Он топтался на заросшей крестовине парка, когда услышал тихий голос:
– Я двадцать минут иду за вами, Виктор Иванович. Боялся, что вы назад повернете… Я сейчас вам скажу одну вещь. Не имею, конечно, права, но скажу. Я уважаю вас, помню, как вы помогли моему сыну с институтом.
– Глупости, – проворчал Виктор Иванович, недовольный тем, что его вынули из безмятежных мыслей, в сущности, ни о чем. Что это понадобилось соседу-собачнику? Почему он за ним шел?
– Виктор Иванович, – сказал тот. – Мы сегодня к вам явимся… Видите ли… Есть мнение… Вернее, решение… Проводить вас на пенсию… Мы, так сказать, недобрые гонцы… Что делать? Что делать? Я увидел вас с собакой и решил. Скажу! Иначе мне будет неудобно…
Такая вот история. Странное дело, человек стоял и говорил в полутора метрах от Виктора Ивановича, а он не видел его. Не то чтобы он не видел ничего, нет… Просто голос оказался материальней всего… Тихий голос уничтожил все остальные знаки внешнего мира – облик говорящего, дергающуюся на поводке Барту, оглушительно неухоженную зелень, которая здесь, в тупичке, росла по своим законам, без секатора и газонокосилок.
Существовал тихий голос. Потом он перестал существовать, и некто ушел по одной из ухоженных аллей, ушел торопливо, потому что, когда у Виктора Ивановича включились все остальные центры восприятия, он уже никого не увидел. Можно было, конечно, схватиться за спасительную мысль, что никакого голоса не было, но Виктор Иванович был слишком материалистом, чтобы так вот улизнуть от сказанного, да и слова были слишком похожи на правду.
Он недавно стал чувствовать вокруг себя какое-то кружение. «Что-то зондируют», – сказал он себе.
При случае разговорился с товарищем из другого ведомства, сидели рядом на каком-то заседании.
– А где сейчас спокойно? – вздохнул тот. – Ну, возьми хотя бы газеты… Они ж как автоматчики… Что это – дело? Все у них наотмашь, все у них лихо… И никто им не дает по рукам… Написал тут один про нашу отрасль… Будто мы ее нарочно разваливаем.
Виктор Иванович сочувственно кивал головой, а думал о другом: та отрасль, конечно, всего этого заслужила. Но куда делась мера? Что-то с нами опять делается…
Виктор Иванович потащил за собой упирающуюся Барту. Фаина в холле отчитывала домработницу, тыча ее в плохо протертое стекло в стеллаже.

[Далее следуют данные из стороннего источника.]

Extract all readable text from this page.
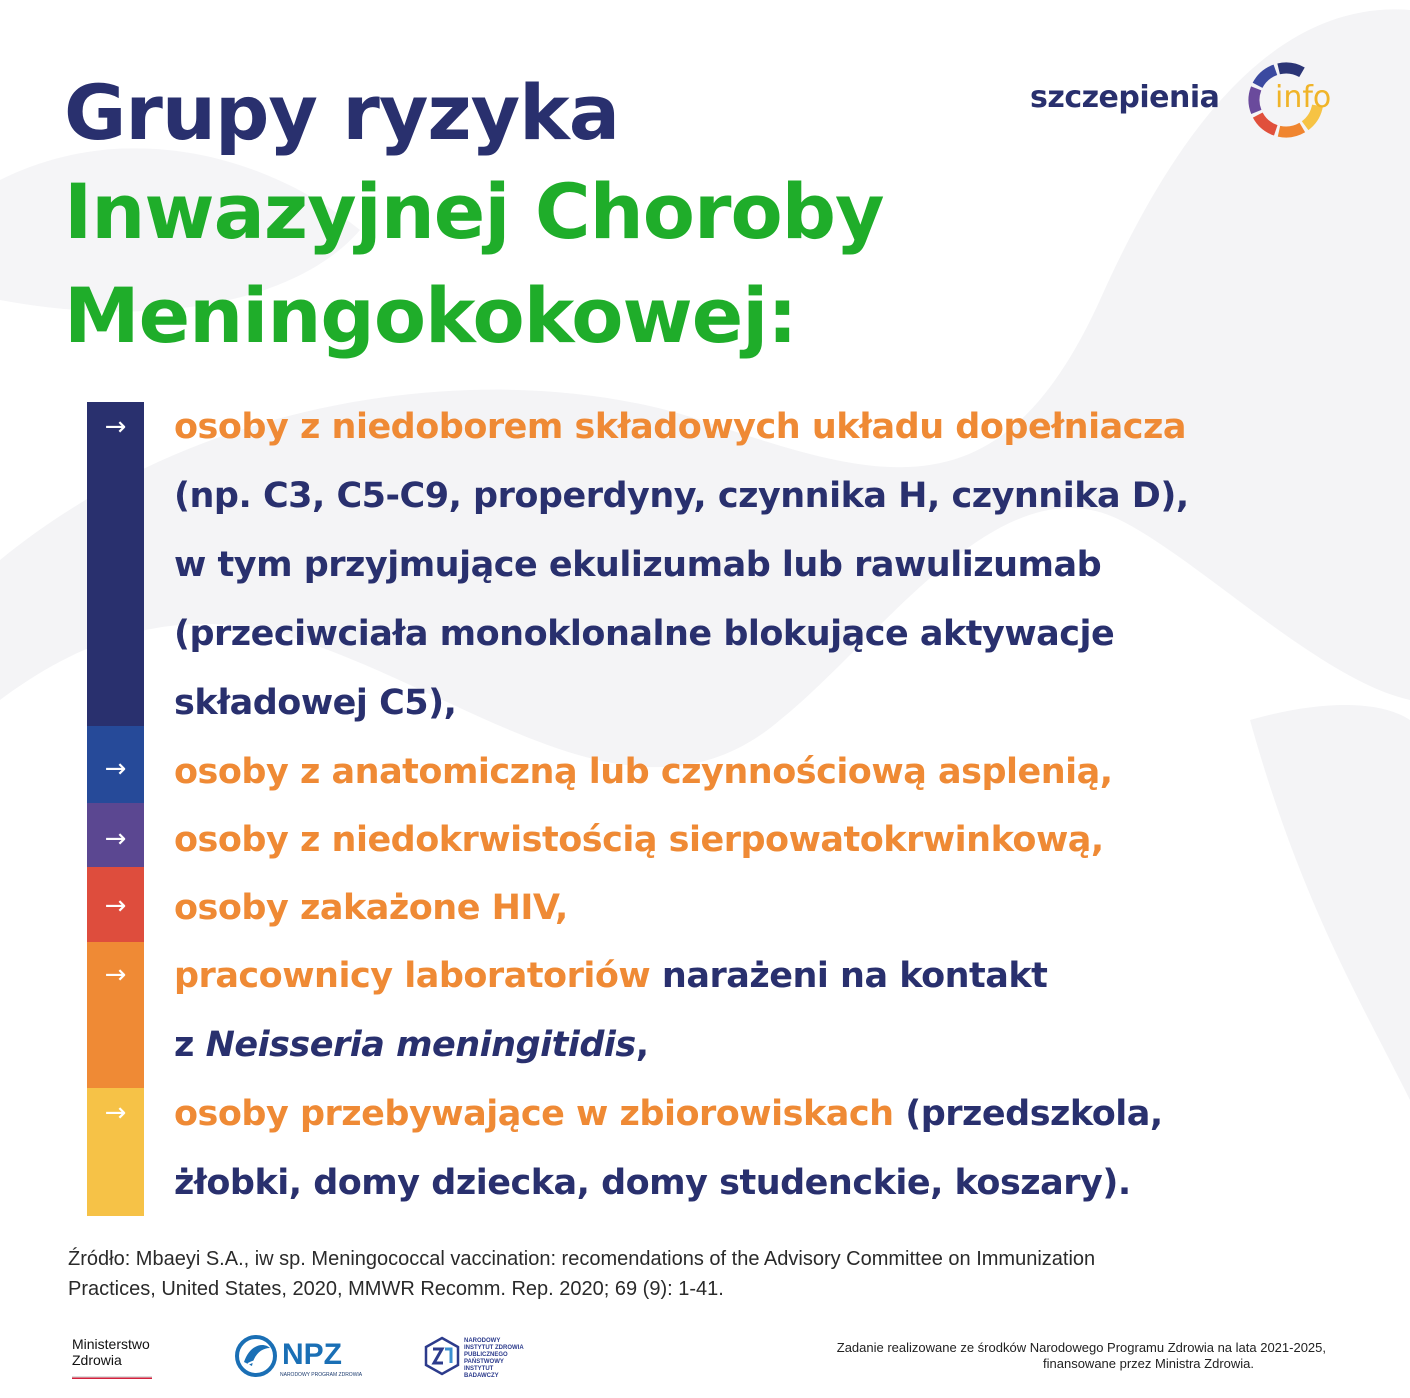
Grupy ryzyka
Inwazyjnej Choroby
Meningokokowej:
szczepienia info
→
→
→
→
→
→
osoby z niedoborem składowych układu dopełniacza
(np. C3, C5-C9, properdyny, czynnika H, czynnika D),
w tym przyjmujące ekulizumab lub rawulizumab
(przeciwciała monoklonalne blokujące aktywacje
składowej C5),
osoby z anatomiczną lub czynnościową asplenią,
osoby z niedokrwistością sierpowatokrwinkową,
osoby zakażone HIV,
pracownicy laboratoriów narażeni na kontakt
z Neisseria meningitidis,
osoby przebywające w zbiorowiskach (przedszkola,
żłobki, domy dziecka, domy studenckie, koszary).
Źródło: Mbaeyi S.A., iw sp. Meningococcal vaccination: recomendations of the Advisory Committee on Immunization
Practices, United States, 2020, MMWR Recomm. Rep. 2020; 69 (9): 1-41.
Ministerstwo
Zdrowia	NPZ
NARODOWY PROGRAM ZDROWIA
NARODOWY INSTYTUT ZDROWIA PUBLICZNEGO PAŃSTWOWY INSTYTUT BADAWCZY
Zadanie realizowane ze środków Narodowego Programu Zdrowia na lata 2021-2025,
finansowane przez Ministra Zdrowia.
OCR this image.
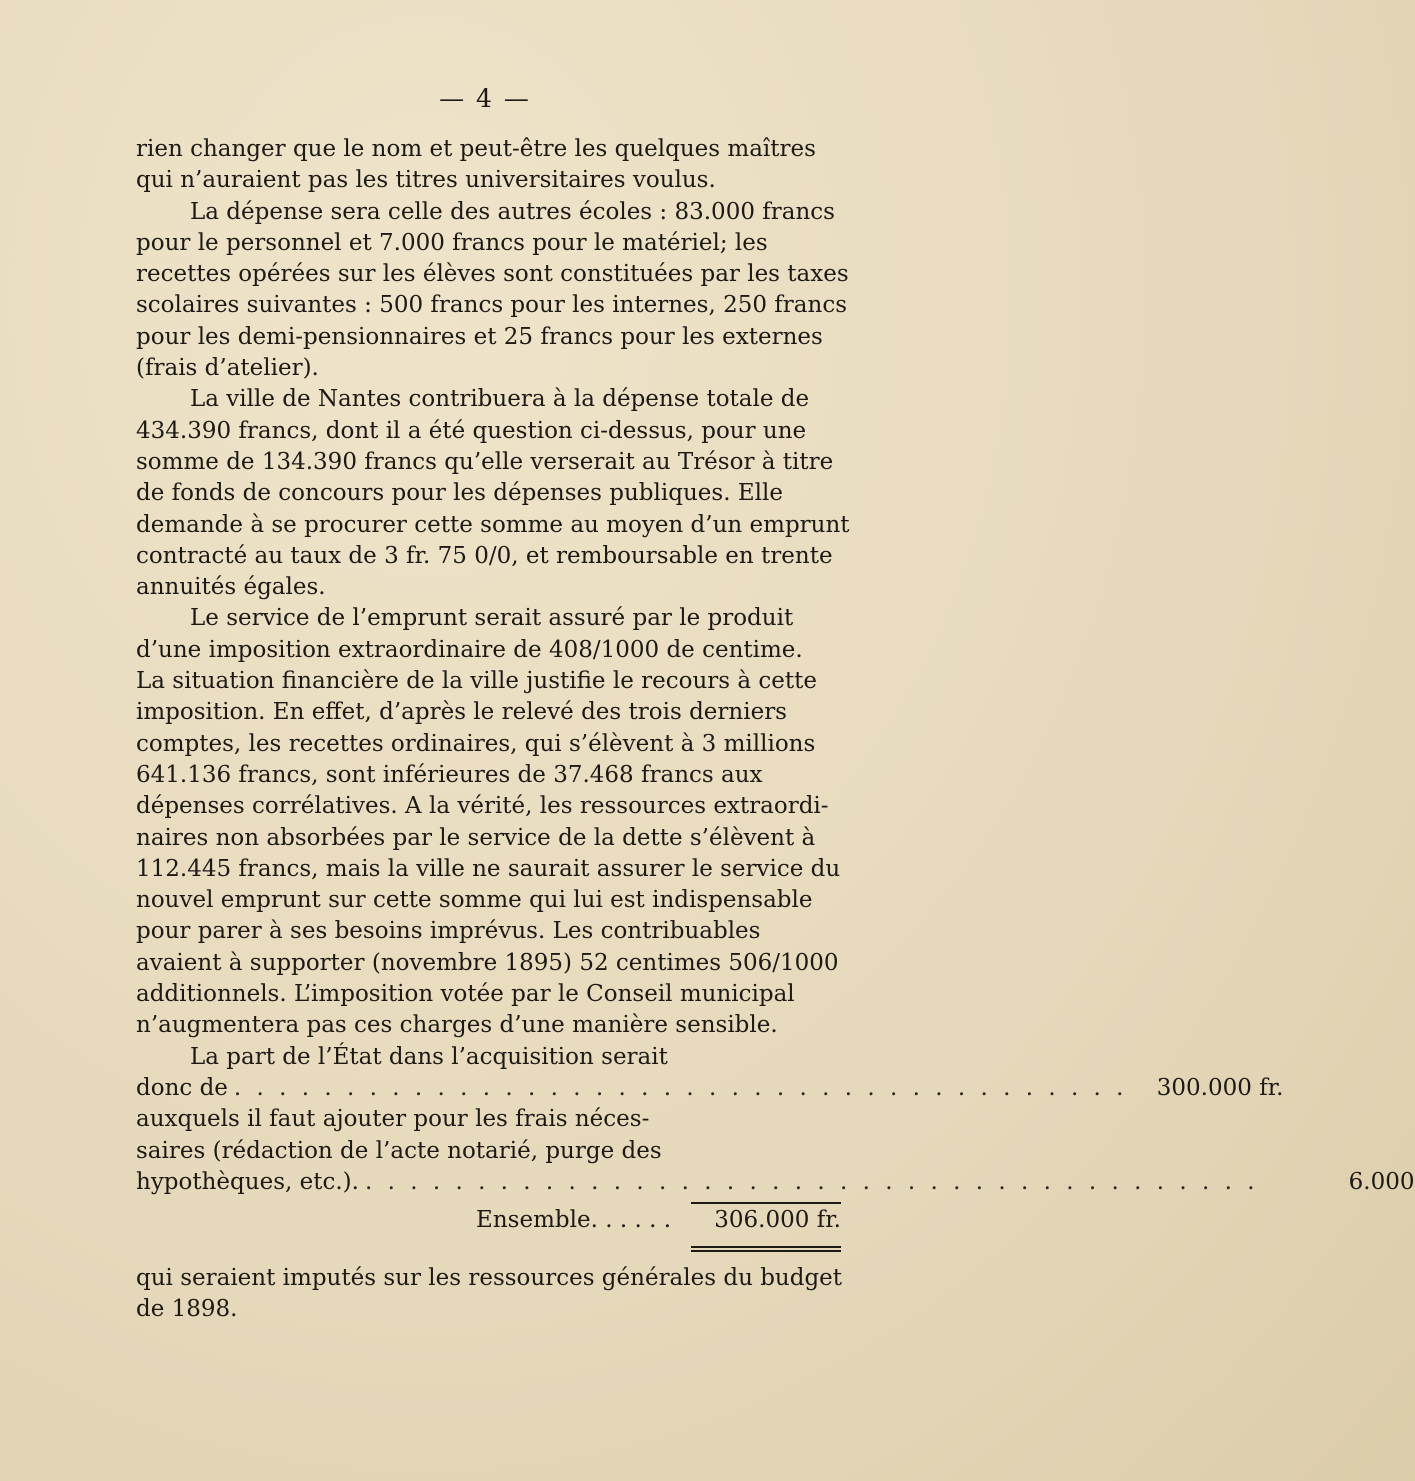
— 4 —

rien changer que le nom et peut-être les quelques maîtres
qui n’auraient pas les titres universitaires voulus.

La dépense sera celle des autres écoles : 83.000 francs
pour le personnel et 7.000 francs pour le matériel; les
recettes opérées sur les élèves sont constituées par les taxes
scolaires suivantes : 500 francs pour les internes, 250 francs
pour les demi-pensionnaires et 25 francs pour les externes
(frais d’atelier).

La ville de Nantes contribuera à la dépense totale de
434.390 francs, dont il a été question ci-dessus, pour une
somme de 134.390 francs qu’elle verserait au Trésor à titre
de fonds de concours pour les dépenses publiques. Elle
demande à se procurer cette somme au moyen d’un emprunt
contracté au taux de 3 fr. 75 0/0, et remboursable en trente
annuités égales.

Le service de l’emprunt serait assuré par le produit
d’une imposition extraordinaire de 408/1000 de centime.
La situation financière de la ville justifie le recours à cette
imposition. En effet, d’après le relevé des trois derniers
comptes, les recettes ordinaires, qui s’élèvent à 3 millions
641.136 francs, sont inférieures de 37.468 francs aux
dépenses corrélatives. A la vérité, les ressources extraordi-
naires non absorbées par le service de la dette s’élèvent à
112.445 francs, mais la ville ne saurait assurer le service du
nouvel emprunt sur cette somme qui lui est indispensable
pour parer à ses besoins imprévus. Les contribuables
avaient à supporter (novembre 1895) 52 centimes 506/1000
additionnels. L’imposition votée par le Conseil municipal
n’augmentera pas ces charges d’une manière sensible.

La part de l’État dans l’acquisition serait
donc de . . . . . . . . . . . . . . . . . . . . . . . . . . . . . . . . . . . . . . . .	300.000 fr.
auxquels il faut ajouter pour les frais néces-
saires (rédaction de l’acte notarié, purge des
hypothèques, etc.). . . . . . . . . . . . . . . . . . . . . . . . . . . . . . . . . . . . . . . . .	6.000
Ensemble. . . . . .	306.000 fr.
qui seraient imputés sur les ressources générales du budget
de 1898.
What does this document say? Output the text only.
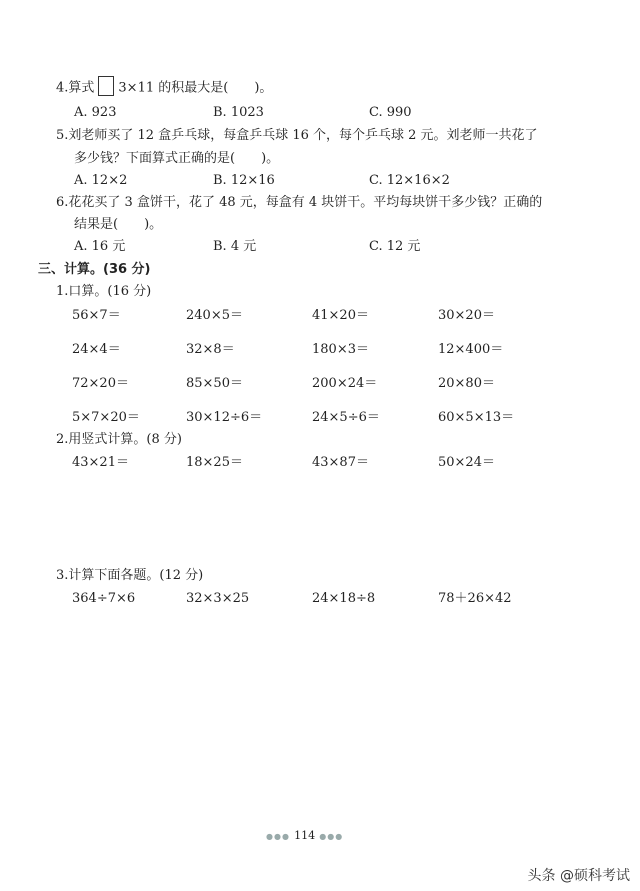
4.算式 3×11 的积最大是(　　)。
A. 923	B. 1023	C. 990
5.刘老师买了 12 盒乒乓球，每盒乒乓球 16 个，每个乒乓球 2 元。刘老师一共花了
多少钱？下面算式正确的是(　　)。
A. 12×2	B. 12×16	C. 12×16×2
6.花花买了 3 盒饼干，花了 48 元，每盒有 4 块饼干。平均每块饼干多少钱？正确的
结果是(　　)。
A. 16 元	B. 4 元	C. 12 元
三、计算。(36 分)
1.口算。(16 分)
56×7＝	240×5＝	41×20＝	30×20＝
24×4＝	32×8＝	180×3＝	12×400＝
72×20＝	85×50＝	200×24＝	20×80＝
5×7×20＝	30×12÷6＝	24×5÷6＝	60×5×13＝
2.用竖式计算。(8 分)
43×21＝	18×25＝	43×87＝	50×24＝
3.计算下面各题。(12 分)
364÷7×6	32×3×25	24×18÷8	78＋26×42
●●● 114 ●●●
头条 @硕科考试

Домработница явно обрадовалась, что пришел хозяин, схватила поводок, повела вытирать Барте ноги. Это дело было серьезней стекла в серванте.
– Ты сегодня раньше? – спросила Фаина. – Еще не вскипел чайник.
– Я не буду завтракать, – сказал он. – Мне надо срочно ехать…
– Что за ерунда! – закричала Фаина. – Ты обязан поесть…
– Нет, – сказал он ей мягко и даже коснулся ладонью ее дряблой пористой щеки. – Нет, Фаечка! Нет!
– Что, уже пришла машина? – спросила жена, тронутая неожиданной лаской.
– Да, – соврал Виктор Иванович, – я просто забыл тебе сказать, что у меня сегодня все несколько раньше…
– Чайник вскипел, – закричала домработница.
– Нет, – сказал Виктор Иванович. – Нет!
Фаина стояла в холле, рыхлая, отекающая женщина с розовой, просвечивающей сквозь редкие волосы кожей.
«Жалко ее, – подумал Виктор Иванович. – Она привыкла жить на широкую ногу». Он слегка пожал ей локоть, хотел еще что-то сказать, но зазвонил телефон. Фаина схватила трубку и закудахтала. Это была подруга.
Жалко, подумал он еще раз, закрывая за собой дверь.